Drawing on historical evidence of craft practice, he argued that this included contextual knowledge, including understandings of materials and use of products not only in the workplace but in the rural economy and natural world. In a time of climate emergency and green new deals, this suggests that VET should contextualise the practical skills associated with work-based learning within their surrounding environment, preparing a workforce more broadly sensitive to the planet. Taking this view, craft needn’t just hark back to a disappearing world but can help prepare for an improved future.
Next, for a view from the ground, we heard from Mark Langhammer (National Education Union, Northern Ireland) who offered a case study of electrician apprenticeships. In Northern Ireland, these place employers and trainees at the centre, with additional support from colleges and the Electrical Training Trust (ETT - who provide employer liaison and business support). The curriculum is driven by the ETT and the National Electrotechnical Training Organisation (the industry awarding body). Apprentices spend one or two days a week learning health and safety, transferable skills and key competences. However, they mostly learn on the job. To qualify, they must obtain their AM2 qualification (a practical assessment), take exams (for theory) and their employer must sign them off. An employer-led curriculum, well-cared-for apprentices, rigorous testing and paid apprenticeships all contribute to a high-quality qualification with excellent market currency.
Finally, we heard from Dr Lesley Powell (Nelson Mandela University) who brought a South African perspective. Discussions around work based learning, she noted, usually focus on formal work, often in large enterprises. However, the reality in South Africa is that 61% of people work in informal and insecure jobs, such as street vendors, bakers and mechanics. Furthermore, research with young people in urban townships highlights a desire to contribute to their communities via socially useful work. This has meant entirely rethinking approaches to VET in South Africa.
For instance, the theoretical distinction between vocational and academic pedagogies is not one that young South Africans relate to. Rather, they see things more in terms of ‘meaningful opportunities’ to take their lives forward. The language of VET ‘pathways’ is also problematic, Lesley argued. A more accurate description (reflecting financial instability and the uncertainty of work) would be ‘oscillation’, shifting back and forth between vocational education, formal and informal work.
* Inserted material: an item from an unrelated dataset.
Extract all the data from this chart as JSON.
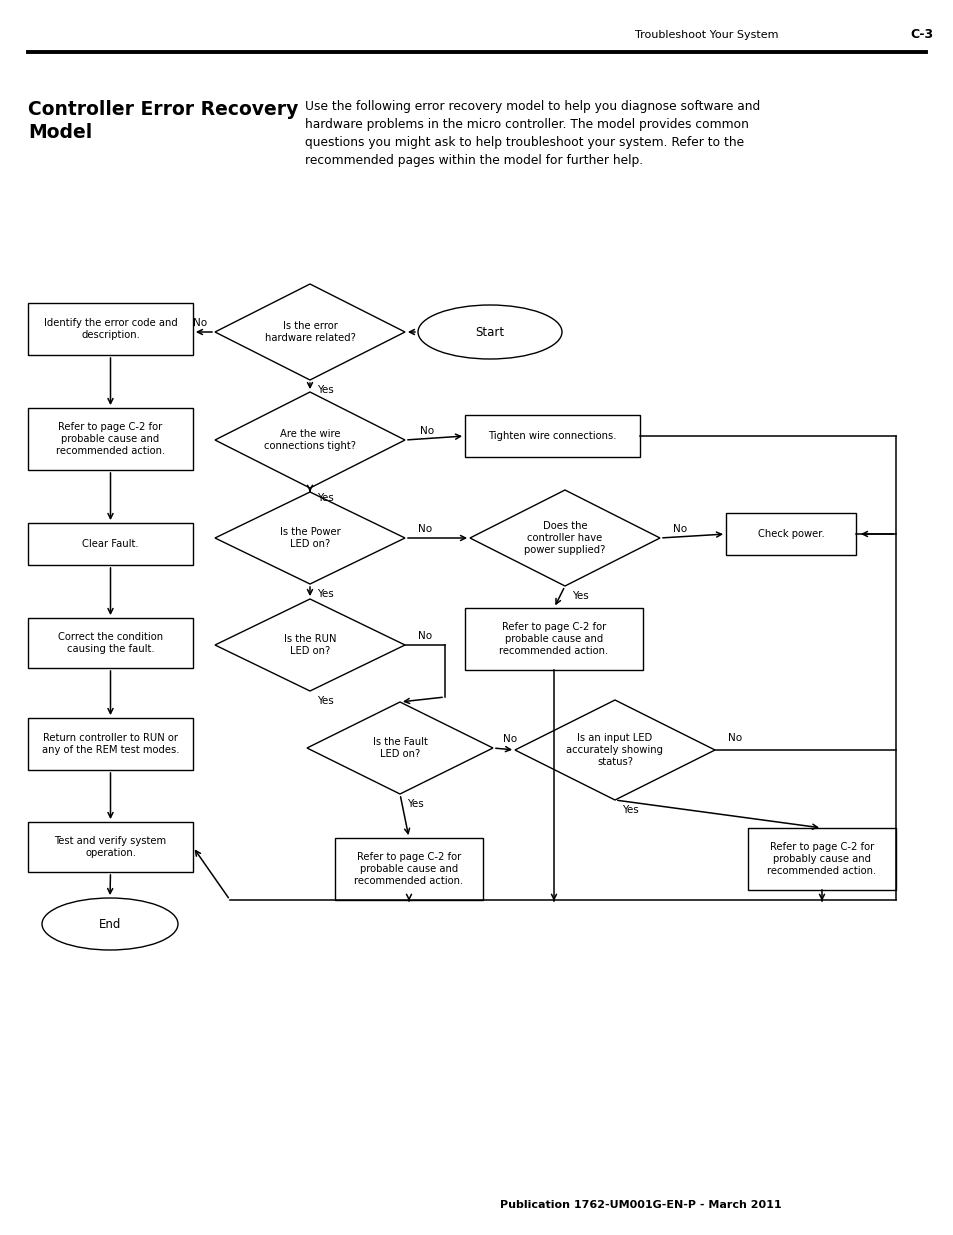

Ultimately, regardless of geography, VET needs to move away from mere considerations of income and utility to incorporate individual wellbeing and social entrepreneurship. Crucially, future definitions of VET must be shaped with greater input from minority and disadvantaged voices.
This latest debate offered a fascinating range of perspectives and, as ever, gave attendees plenty to discuss. To ensure that future approaches to VET in England do not fall into the trap of narrow policy goals, Edge looks forward to doing a great deal more work in this area.